We live on a main road On the edge of the estate with mixed semis and detached. But i would live on the actual estate because it is full of hard working people, probably because the houses are mainly owner occupied. Our road is one of the most sort after in our town) it is near to family with beautiful countryside on our doorstep. With great transport links.

The schools in my town are all Good or Outstanding. And the Academy has been graded as good with Outstanding Management.

We have a big house and large garden, even with a conservatory on. Parking for two cars and a garage / utility.

I would love a more rural location but I am quite happy with our £72k mortgage.

MadBusLady Fri 11-Jan-13 10:51:10

I find most 1930s-1950s council houses quite beautiful. In some old pictures you can see them with the original crittal windows, which are lovely. They are just updated English vernacular cottages really. I truly think they will become a highly prized and desirable part of building history in another 50-100 years or so. Think of rows of sixteenth-to-eighteenth century terraced beamed cottages you find in the centres of many old villages - again, just solidly built dwellings for working people.

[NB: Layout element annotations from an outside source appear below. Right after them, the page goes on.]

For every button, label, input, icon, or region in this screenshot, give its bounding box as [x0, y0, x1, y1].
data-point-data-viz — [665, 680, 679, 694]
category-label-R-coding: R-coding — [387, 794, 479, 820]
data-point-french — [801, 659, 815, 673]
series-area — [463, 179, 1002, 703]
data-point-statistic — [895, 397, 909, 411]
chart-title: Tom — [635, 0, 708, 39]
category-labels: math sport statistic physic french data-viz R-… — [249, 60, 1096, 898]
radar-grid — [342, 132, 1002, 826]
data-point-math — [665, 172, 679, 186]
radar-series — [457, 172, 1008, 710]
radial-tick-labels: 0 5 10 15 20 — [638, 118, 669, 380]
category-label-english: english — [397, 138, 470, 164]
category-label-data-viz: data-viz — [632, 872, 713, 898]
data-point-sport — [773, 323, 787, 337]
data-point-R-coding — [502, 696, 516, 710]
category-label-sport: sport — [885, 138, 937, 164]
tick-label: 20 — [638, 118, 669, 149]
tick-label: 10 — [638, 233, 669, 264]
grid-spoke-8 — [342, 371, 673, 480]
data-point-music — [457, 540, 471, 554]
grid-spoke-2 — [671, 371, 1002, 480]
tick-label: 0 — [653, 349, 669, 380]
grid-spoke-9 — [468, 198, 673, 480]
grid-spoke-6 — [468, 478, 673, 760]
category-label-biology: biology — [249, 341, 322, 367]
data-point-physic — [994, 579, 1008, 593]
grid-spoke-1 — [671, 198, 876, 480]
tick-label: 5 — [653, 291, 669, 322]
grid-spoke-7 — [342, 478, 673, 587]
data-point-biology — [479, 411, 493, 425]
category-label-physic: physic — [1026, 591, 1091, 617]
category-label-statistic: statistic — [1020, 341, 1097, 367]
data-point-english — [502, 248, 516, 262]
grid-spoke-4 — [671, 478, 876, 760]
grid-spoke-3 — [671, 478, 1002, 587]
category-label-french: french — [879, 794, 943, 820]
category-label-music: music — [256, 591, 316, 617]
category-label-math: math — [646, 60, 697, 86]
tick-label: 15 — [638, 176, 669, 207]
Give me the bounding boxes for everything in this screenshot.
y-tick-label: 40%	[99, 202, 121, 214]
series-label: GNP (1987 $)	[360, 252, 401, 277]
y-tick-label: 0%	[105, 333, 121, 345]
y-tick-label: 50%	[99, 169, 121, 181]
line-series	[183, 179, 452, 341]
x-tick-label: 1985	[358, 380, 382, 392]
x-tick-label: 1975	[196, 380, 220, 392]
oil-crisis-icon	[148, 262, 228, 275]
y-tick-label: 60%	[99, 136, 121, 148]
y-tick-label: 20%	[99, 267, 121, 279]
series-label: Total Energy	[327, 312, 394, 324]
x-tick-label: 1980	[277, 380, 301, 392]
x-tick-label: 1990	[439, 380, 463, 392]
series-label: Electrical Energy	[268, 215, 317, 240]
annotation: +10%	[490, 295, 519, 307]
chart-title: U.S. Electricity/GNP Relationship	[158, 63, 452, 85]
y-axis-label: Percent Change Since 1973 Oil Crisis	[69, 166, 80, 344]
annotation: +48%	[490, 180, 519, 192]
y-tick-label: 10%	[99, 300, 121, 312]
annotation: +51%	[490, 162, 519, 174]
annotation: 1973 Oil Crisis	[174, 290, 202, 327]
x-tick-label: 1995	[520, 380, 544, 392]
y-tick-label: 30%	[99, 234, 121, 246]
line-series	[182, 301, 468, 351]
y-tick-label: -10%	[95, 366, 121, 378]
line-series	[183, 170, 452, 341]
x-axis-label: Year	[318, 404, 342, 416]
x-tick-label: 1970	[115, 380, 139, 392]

IrnBruTheNoo Fri 11-Jan-13 10:55:25

"How is an ex council house different to any other house? "

They tend to have larger bedrooms, more cupboard space. Well thought out, compared to new builds (well, the ones I've seen so far!).

ethelb Fri 11-Jan-13 11:00:34

yes. Ex council houses are often a lot bigger (bigger rooms anyway) than non-council new builds. Plus the rent you can get on them is no less than a different home ( I rent).